Even if you use third-party tools for such functions, you may find value in adopting SharePoint as a front end, since its familiar Office interface can make ECM, search and BI tools more accessible to users, says Burton Group’s Hobert. Kelley Blue Book’s Yaros isn’t sure if he’ll ultimately adopt SharePoint’s BI technology, but he’s fairly certain he’ll have SharePoint be the front end to whatever he does choose.

Likewise, Primitive Logic’s Lin says many companies will find that SharePoint 2007’s Office-like interface makes a good front end to sophisticated but hard-to-use ECM tools such as EMC Documentum and IBM FileNet.

Beware Microsoft Baggage

Although SharePoint 2007 supports Web services and has hooks to data sources such as SAP R3 to pull information into central repositories (which it calls business data catalogs), using SharePoint fundamentally requires that you have a strong Microsoft core in place, notes Apollo Group’s Mildenhall. “Even if you’re not a Microsoft shop, you still need to use Office and Exchange,” he notes, and not using Active Directory will limit your security and access management controls as well.

The upside to buying into Microsoft’s goal of becoming a strategic component of your enterprise infrastructure is that “nothing else leverages Office and Active Directory as SharePoint does,” he says. And SharePoint also ties in well to Microsoft’s .Net and Visual Studio development tools to let IT make enhancements, says Definition6’s Hernacki.

As you connect non-Microsoft technologies to SharePoint, you can expect a bumpier ride. That’s a big downside for many IT shops. For example, at Bryan Cave, it “took a lot of work” to get SharePoint to integrate with the Recommind search system, notes Alber. Primitive Logic’s Lin says his consultancy “struggled to get EMC Documentum working with SharePoint because the SharePoint interfaces are not so good.” But Lin notes that IBM’s FileNet integrates more easily with SharePoint. Christopher Martini, Primitive Logic’s Microsoft practice head, adds that SharePoint alternatives such as SAP’s MySAP portal also require reliance on a proprietary core or lots of custom code.

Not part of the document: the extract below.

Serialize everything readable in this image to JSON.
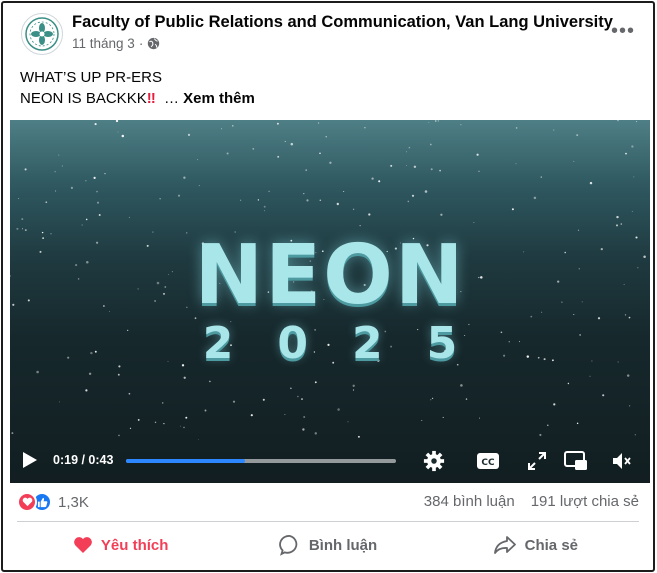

Ultimately, CIOs must ask themselves whether they want to bring Microsoft to the core of their collaboration and perhaps content management, BI, and search strategies, says Forrester’s Koplowitz. It’s clear that the advances in SharePoint 2007 have caused many CIOs to look at that question again. “Any CIO should be cautious. There’s a lot to MOSS that we don’t know yet—for starters, how well it will scale in the real world. We’ll know in the next year what its real quality is as people put it through its paces,” Koplowitz says.

At Bryan Cave, Alber is not waiting. Impressed with the “robustness” of Microsoft SQL Server’s recent release, he says, “Office 2007 is coming off the bus really quite advanced—there’s no need to wait until Service Pack 2, as is usually the case with Microsoft.” Despite having misgivings about Windows Vista, he sees these recent enterprise apps as proof that Microsoft is ready to play in the big time, and his early experiences with MOSS reinforce that belief. “I’m not seeing the same hiccups as with Microsoft in the past,” he says.

Despite that enthusiasm, Alber doesn’t just swallow the Microsoft Kool-Aid. “I’ve really tried to cherry-pick; I really try not to buy Microsoft’s promises wholesale.” The promise of SharePoint 2007 is strong, but the strategy of “trust but verify” remains essential, he says.